Poetry

This Unholy Mess, My Body, In Which Considerable Spirit Dwells


This Unholy Mess, My Body, in Which Considerable Spirit Dwells

 
The eye doctor says my eyeballs are extraordinarily
long: they go far into the back of my head.
He’s a man I gave my only copy of an anthology
featuring eyes, including mine, on the cover,
and now he’s appalled. I lamely counter
“Poets are supposed to see deep.”

My regular doc explains the abdominal aorta
is like “a garden hose through the middle of the body.”
(Here’s a man speaks my language.) But in my case
it ends in ruin, an aqueduct crumbling at its endpoint.

My heart man says a blip on the EKG indicates
“left bundle branch block,”
which is damn hard to say!
It may mean my heart is erratic,
but then whose isn’t?

As for sacroiliac, a word I thought a joke
made up to rhyme with “out of whack,”
my left one has gone outlaw. And this is weird
because it’s not a thing but a space, where other parts
hook up. Hiatal hernia, hypothyroidism, hypertension,
planopilaris, arthritis, sometimes a fall
into vertigo, even traces of the terrible
Mask of Pregnancy I had over 50 years back.

And yet standing on my flat feet I can still cook
prodigious meals. I’ve cooked thousands in my long life.
And with my extremely myopic, post-cataract,
still-cloudy eyes, I’ve read thousands of books.
(Most of them during the pandemic.)
I can still heft 40 pound bags
of manure and mulch and clean,
over time, a three storey house.

This body has carried sleeping children to bed.
It’s climbed a hillside at dawn to irrigate young pines
on Kibbutz Ginegar, skinny-dipped in New Hampshire’s
Swift River.
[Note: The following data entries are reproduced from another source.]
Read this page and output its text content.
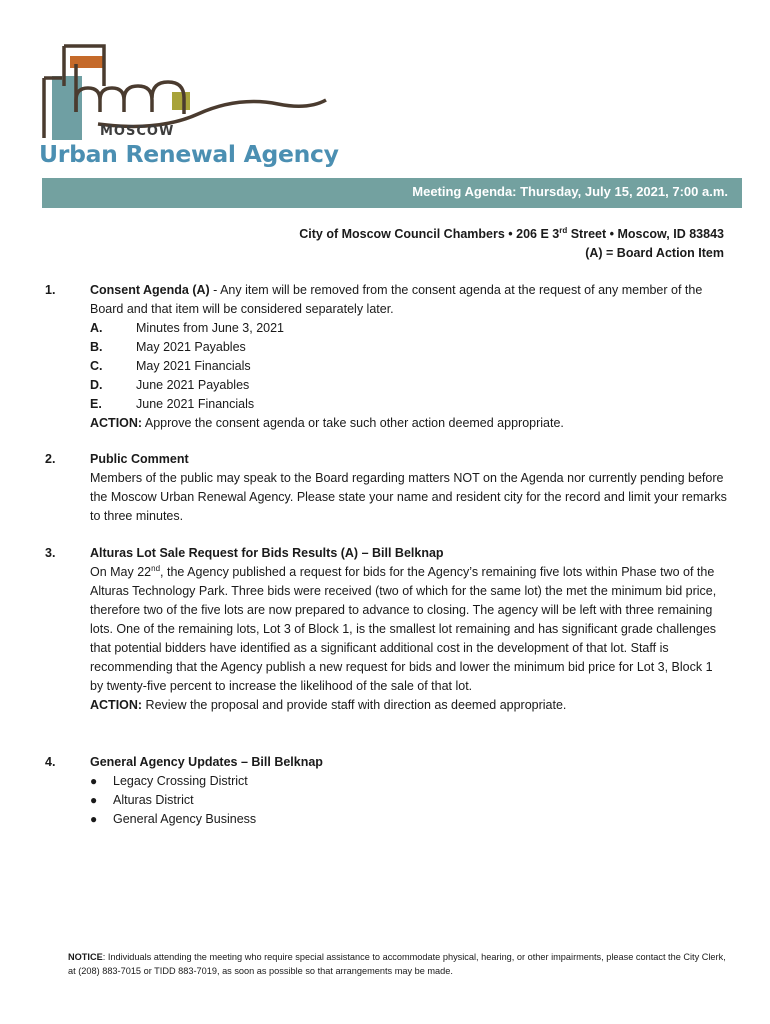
MOSCOW
Urban Renewal Agency
Meeting Agenda: Thursday, July 15, 2021, 7:00 a.m.
City of Moscow Council Chambers • 206 E 3rd Street • Moscow, ID 83843
(A) = Board Action Item
1.	Consent Agenda (A) - Any item will be removed from the consent agenda at the request of any member of the Board and that item will be considered separately later.
A.	Minutes from June 3, 2021
B.	May 2021 Payables
C.	May 2021 Financials
D.	June 2021 Payables
E.	June 2021 Financials
ACTION: Approve the consent agenda or take such other action deemed appropriate.
2.	Public Comment
Members of the public may speak to the Board regarding matters NOT on the Agenda nor currently pending before the Moscow Urban Renewal Agency. Please state your name and resident city for the record and limit your remarks to three minutes.
3.	Alturas Lot Sale Request for Bids Results (A) – Bill Belknap
On May 22nd, the Agency published a request for bids for the Agency’s remaining five lots within Phase two of the Alturas Technology Park. Three bids were received (two of which for the same lot) the met the minimum bid price, therefore two of the five lots are now prepared to advance to closing. The agency will be left with three remaining lots. One of the remaining lots, Lot 3 of Block 1, is the smallest lot remaining and has significant grade challenges that potential bidders have identified as a significant additional cost in the development of that lot. Staff is recommending that the Agency publish a new request for bids and lower the minimum bid price for Lot 3, Block 1 by twenty-five percent to increase the likelihood of the sale of that lot.
ACTION: Review the proposal and provide staff with direction as deemed appropriate.
4.	General Agency Updates – Bill Belknap
●	Legacy Crossing District
●	Alturas District
●	General Agency Business
NOTICE: Individuals attending the meeting who require special assistance to accommodate physical, hearing, or other impairments, please contact the City Clerk, at (208) 883-7015 or TIDD 883-7019, as soon as possible so that arrangements may be made.
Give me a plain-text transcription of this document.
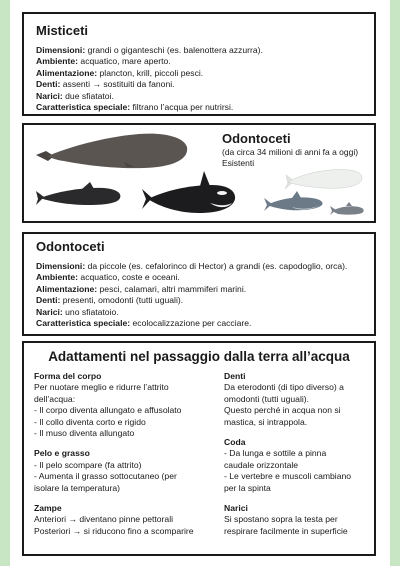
Misticeti
Dimensioni: grandi o giganteschi (es. balenottera azzurra).
Ambiente: acquatico, mare aperto.
Alimentazione: plancton, krill, piccoli pesci.
Denti: assenti → sostituiti da fanoni.
Narici: due sfiatatoi.
Caratteristica speciale: filtrano l’acqua per nutrirsi.
Odontoceti
(da circa 34 milioni di anni fa a oggi)
Esistenti
Odontoceti
Dimensioni: da piccole (es. cefalorinco di Hector) a grandi (es. capodoglio, orca).
Ambiente: acquatico, coste e oceani.
Alimentazione: pesci, calamari, altri mammiferi marini.
Denti: presenti, omodonti (tutti uguali).
Narici: uno sfiatatoio.
Caratteristica speciale: ecolocalizzazione per cacciare.
Adattamenti nel passaggio dalla terra all’acqua
Forma del corpo
Per nuotare meglio e ridurre l’attrito
dell’acqua:
- Il corpo diventa allungato e affusolato
- Il collo diventa corto e rigido
- Il muso diventa allungato
Pelo e grasso
- Il pelo scompare (fa attrito)
- Aumenta il grasso sottocutaneo (per
isolare la temperatura)
Zampe
Anteriori → diventano pinne pettorali
Posteriori → si riducono fino a scomparire
Denti
Da eterodonti (di tipo diverso) a
omodonti (tutti uguali).
Questo perché in acqua non si
mastica, si intrappola.
Coda
- Da lunga e sottile a pinna
caudale orizzontale
- Le vertebre e muscoli cambiano
per la spinta
Narici
Si spostano sopra la testa per
respirare facilmente in superficie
It’s hitchhiked alone at night from Vermont
to New York City, just to see Bobby Weintraub one more time.
It’s won jitterbug contests, been thrown
in the back of a paddy wagon, been struck by a car.
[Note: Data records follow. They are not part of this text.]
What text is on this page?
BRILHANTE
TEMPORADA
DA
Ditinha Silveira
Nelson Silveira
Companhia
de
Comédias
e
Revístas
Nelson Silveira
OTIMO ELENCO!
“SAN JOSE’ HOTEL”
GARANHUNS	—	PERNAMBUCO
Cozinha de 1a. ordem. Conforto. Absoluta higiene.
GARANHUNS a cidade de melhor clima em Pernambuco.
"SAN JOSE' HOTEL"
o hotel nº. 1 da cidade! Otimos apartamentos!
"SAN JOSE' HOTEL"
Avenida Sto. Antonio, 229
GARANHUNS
It’s been battered by the first man I married.
And raped by a stranger
left me hooded, tied up, in a closet.
It’s crawled in blackness to the face of a mine,
and changed the diaper of my best friend
after multiple sclerosis ravaged her.

This body’s hands, whose fingers are tending east
and west, knuckles bumping out,
have fed the birds, and written books.
They play the lowliest instrument, the kazoo,
which takes only tune and breath and amplifies
the human voice! in rowdy exaltation.